8. To find the image of point O after two translations, first across the line y=-5 and then across the line x=1, apply each translation rule to the original coordinates of O. Start with the translation across the line y=-5, which means shifting the point 5 units downward (subtract 5 from the original y-coordinate). Then, apply the translation across the line x=1, which means shifting the point 1 unit to the right (add 1 to the modified x-coordinate). The resulting coordinates will give you the image of O after the two translations.
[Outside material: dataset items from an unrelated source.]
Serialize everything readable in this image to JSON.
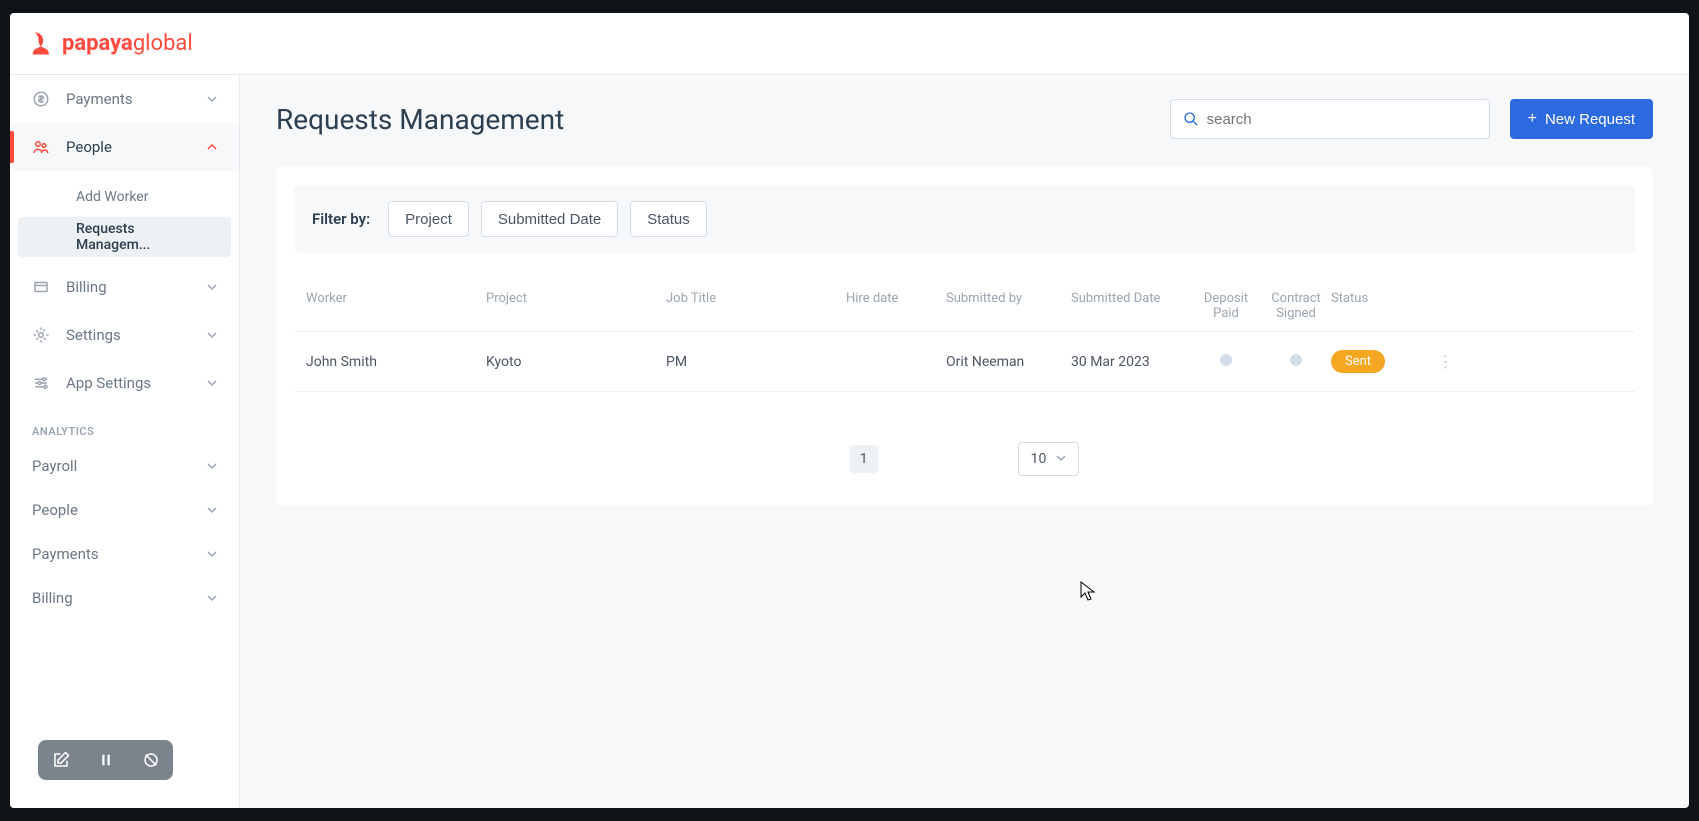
{
  "brand": {
    "name": "papaya",
    "suffix": "global"
  },
  "sidebar": {
    "items": [
      {
        "icon": "dollar",
        "label": "Payments",
        "expanded": false
      },
      {
        "icon": "people",
        "label": "People",
        "expanded": true,
        "active": true,
        "children": [
          {
            "label": "Add Worker",
            "selected": false
          },
          {
            "label": "Requests Managem...",
            "selected": true
          }
        ]
      },
      {
        "icon": "billing",
        "label": "Billing",
        "expanded": false
      },
      {
        "icon": "gear",
        "label": "Settings",
        "expanded": false
      },
      {
        "icon": "sliders",
        "label": "App Settings",
        "expanded": false
      }
    ],
    "analytics_label": "ANALYTICS",
    "analytics": [
      {
        "label": "Payroll"
      },
      {
        "label": "People"
      },
      {
        "label": "Payments"
      },
      {
        "label": "Billing"
      }
    ]
  },
  "page": {
    "title": "Requests Management",
    "search_placeholder": "search",
    "new_request": "New Request"
  },
  "filter": {
    "label": "Filter by:",
    "buttons": [
      "Project",
      "Submitted Date",
      "Status"
    ]
  },
  "table": {
    "headers": {
      "worker": "Worker",
      "project": "Project",
      "jobtitle": "Job Title",
      "hiredate": "Hire date",
      "submittedby": "Submitted by",
      "submitteddate": "Submitted Date",
      "deposit": "Deposit Paid",
      "contract": "Contract Signed",
      "status": "Status"
    },
    "rows": [
      {
        "worker": "John Smith",
        "project": "Kyoto",
        "jobtitle": "PM",
        "hiredate": "",
        "submittedby": "Orit Neeman",
        "submitteddate": "30 Mar 2023",
        "status": "Sent"
      }
    ]
  },
  "pagination": {
    "page": "1",
    "size": "10"
  }
}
9. Triangle FJN is regular, meaning all angles are congruent. To find the dashed line segment that forms a 30-degree angle with the side of the hexagon, locate the corner of the hexagon where the dashed line segment starts, then count 30 degrees in a clockwise direction to find the corresponding dashed line segment. In this case, segment OF forms a 30-degree angle with the side of the hexagon.
10. To find the measure of the angle formed by the dashed line segment and the side of the hexagon, count the number of degrees between the dashed line segment and the side of the hexagon. In this case, the measure of the angle is 72 degrees.
11. Based on the given information, the transformation that was most likely used to create the triangle FJN from the hexagon GIKMPR is a rotation. A rotation involves rotating an object around a fixed point by a certain angle. In this case, the object rotated 30 degrees around point O to form the triangle FJN.
Remember, to solve these types of questions effectively, it's important to understand the concepts of translations, reflections, rotations, and congruence, as well as practice applying the rules and principles involved.